Poi una domanda di quelle scomode:
[…] quello che mi importava di più, se la maternità o la letteratura. Il modo più immediato per sapere la risposta è stato chiedere a me stessa: se dovessi scegliere una delle due, quale sceglierei? La risposta era semplice: abbandonerei la letteratura. Non c’è dubbio che come madre sono più importante che come scrittrice.
Proseguendo e arrivando alla cronaca del 9 marzo 1968, Lispector lancia quindi un “grido” di stanchezza e professa l’intenzione di non volere più scrivere libri:
So che quello che scrivo qui non si può definire una cronaca né un editoriale né un articolo. Ma so che oggi è un grido. Un grido! di stanchezza. Sono stanca! È ovvio che il mio amore per il mondo non sia bastato a impedire guerre e morti. E l’amare non mi ha mai impedito di piangere dentro di me lacrime di sangue. Né ha impedito separazioni mortali. […] Tornando alla mia stanchezza, sono stanca che tanta gente mi trovi simpatica. Desidero quelli che mi trovano antipatica, perché con loro sento una certa affinità: provo una profonda antipatia per me. Cosa farò di me? Quasi niente. Non scriverò più libri. Perché se scrivessi direi le mie verità così crude che sarebbero difficili da sopportare, per me come per gli altri. Essere ha un limite. Sono già arrivata a questo limite.
Ma nella cronaca del 14 settembre 1968, ecco invece come parla della scrittura:
Una volta ho detto che scrivere è una maledizione. Non ricordo di preciso perché l’ho detto, e sinceramente. Oggi lo ripeto: è una maledizione, ma una maledizione che salva. Non mi riferisco tanto allo scrivere su un giornale. Ma allo scrivere quello che eventualmente può trasformarsi in un racconto o in un romanzo. È una maledizione che si impone e trascina con forza come un vizio penoso da cui è quasi impossibile liberarsi, perché niente lo sostituisce. Ed è una salvezza. Salva l’anima prigioniera, salva la persona che si sente inutile, salva il giorno che si vive e che mai si capisce a meno che non si scriva. Scrivere è cercare di capire, è cercare di riprodurre l’irriproducibile, è sentire fino in fondo il sentimento che altrimenti rimarrebbe solo vago e soffocante. Scrivere è anche benedire una vita che non è stata benedetta. Che peccato che io sappia scrivere solo quando la “cosa” arriva spontaneamente. In questo modo mi trovo in balia del tempo. E, fra uno scrivere sincero e l’altro, possono passare anni. Sto ripensando con nostalgia al dolore di scrivere libri.
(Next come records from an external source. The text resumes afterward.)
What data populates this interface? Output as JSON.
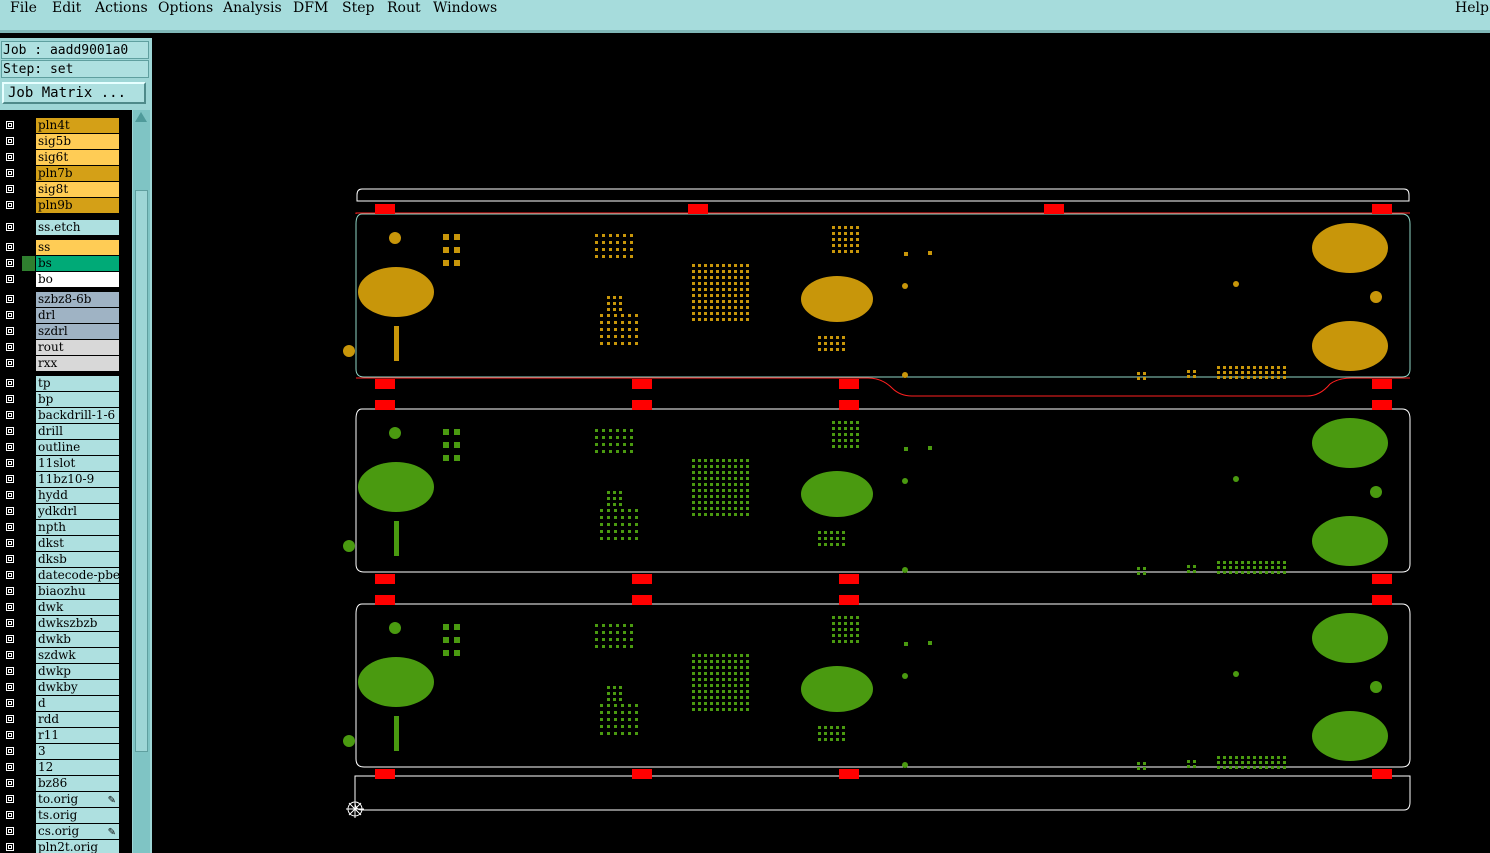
{
  "menu": {
    "file": "File",
    "edit": "Edit",
    "actions": "Actions",
    "options": "Options",
    "analysis": "Analysis",
    "dfm": "DFM",
    "step": "Step",
    "rout": "Rout",
    "windows": "Windows",
    "help": "Help"
  },
  "job": {
    "label": "Job : aadd9001a0",
    "step": "Step: set",
    "matrix_button": "Job Matrix ..."
  },
  "layers": [
    {
      "name": "pln4t",
      "color": "#d4a017"
    },
    {
      "name": "sig5b",
      "color": "#ffcc55"
    },
    {
      "name": "sig6t",
      "color": "#ffcc55"
    },
    {
      "name": "pln7b",
      "color": "#d4a017"
    },
    {
      "name": "sig8t",
      "color": "#ffcc55"
    },
    {
      "name": "pln9b",
      "color": "#d4a017"
    },
    {
      "name": "ss.etch",
      "color": "#aee0e0"
    },
    {
      "name": "ss",
      "color": "#ffcc55"
    },
    {
      "name": "bs",
      "color": "#00aa77"
    },
    {
      "name": "bo",
      "color": "#ffffff"
    },
    {
      "name": "szbz8-6b",
      "color": "#9fb3c4"
    },
    {
      "name": "drl",
      "color": "#9fb3c4"
    },
    {
      "name": "szdrl",
      "color": "#9fb3c4"
    },
    {
      "name": "rout",
      "color": "#d8d8d8"
    },
    {
      "name": "rxx",
      "color": "#d8d8d8"
    },
    {
      "name": "tp",
      "color": "#aee0e0"
    },
    {
      "name": "bp",
      "color": "#aee0e0"
    },
    {
      "name": "backdrill-1-6",
      "color": "#aee0e0"
    },
    {
      "name": "drill",
      "color": "#aee0e0"
    },
    {
      "name": "outline",
      "color": "#aee0e0"
    },
    {
      "name": "11slot",
      "color": "#aee0e0"
    },
    {
      "name": "11bz10-9",
      "color": "#aee0e0"
    },
    {
      "name": "hydd",
      "color": "#aee0e0"
    },
    {
      "name": "ydkdrl",
      "color": "#aee0e0"
    },
    {
      "name": "npth",
      "color": "#aee0e0"
    },
    {
      "name": "dkst",
      "color": "#aee0e0"
    },
    {
      "name": "dksb",
      "color": "#aee0e0"
    },
    {
      "name": "datecode-pbe",
      "color": "#aee0e0"
    },
    {
      "name": "biaozhu",
      "color": "#aee0e0"
    },
    {
      "name": "dwk",
      "color": "#aee0e0"
    },
    {
      "name": "dwkszbzb",
      "color": "#aee0e0"
    },
    {
      "name": "dwkb",
      "color": "#aee0e0"
    },
    {
      "name": "szdwk",
      "color": "#aee0e0"
    },
    {
      "name": "dwkp",
      "color": "#aee0e0"
    },
    {
      "name": "dwkby",
      "color": "#aee0e0"
    },
    {
      "name": "d",
      "color": "#aee0e0"
    },
    {
      "name": "rdd",
      "color": "#aee0e0"
    },
    {
      "name": "r11",
      "color": "#aee0e0"
    },
    {
      "name": "3",
      "color": "#aee0e0"
    },
    {
      "name": "12",
      "color": "#aee0e0"
    },
    {
      "name": "bz86",
      "color": "#aee0e0"
    },
    {
      "name": "to.orig",
      "color": "#aee0e0"
    },
    {
      "name": "ts.orig",
      "color": "#aee0e0"
    },
    {
      "name": "cs.orig",
      "color": "#aee0e0"
    },
    {
      "name": "pln2t.orig",
      "color": "#aee0e0"
    }
  ],
  "colors": {
    "menubar": "#a6dcdc",
    "panel": "#9ed6d6",
    "silk_top": "#c8960a",
    "silk_bottom": "#4a9a10",
    "fiducial": "#ff0000",
    "outline": "#ffffff",
    "selected": "#ff2020"
  },
  "icons": {
    "origin": "crosshair-origin-icon",
    "layer_flag": "pencil-icon"
  }
}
Cronaca poi del 26 aprile 1969, su uno scambio avuto con una ex domestica che è andata a farle visita, finendo per parlare di depressione:
Che cosa misteriosa: parlava come una padrona di casa, il suo viso era quello di una padrona di casa, e tuttavia era vestita come una domestica. Sapeva dell’incendio che mi aveva colpita, immaginava il dolore che avevo provato, e disse: “È meglio sentire dolore che non sentire niente”. “Ci sono persone”, aggiunse, “che non hanno provato mai neanche la depressione, e non sanno cosa si perdono.” Mi spiegò, proprio a me, che la depressione insegna molte cose. E – giuro – aggiunse queste parole: “La vita deve avere un pungolo, se no uno non vive”. E usò la parola “pungolo”, che a me piace.
E nella cronaca del 22 novembre 1969, eccola parlare del potere salvifico del parlare:
Devo parlare perché parlare salva. Ma non ho una sola parola da dire. Le parole già dette mi imbavagliano la bocca. Cos’è che una persona dice all’altra? All’infuori di “come va?”. Se parlare possedesse la pazzia della franchezza, cosa si direbbero le persone fra loro? E il peggio è quello che diremmo a noi stessi, ma sarebbe la salvezza, nonostante la franchezza sia determinata a livello cosciente, mentre il terrore della franchezza viene dal vastissimo inconscio che mi lega al mondo e all’incoscienza creatrice del mondo.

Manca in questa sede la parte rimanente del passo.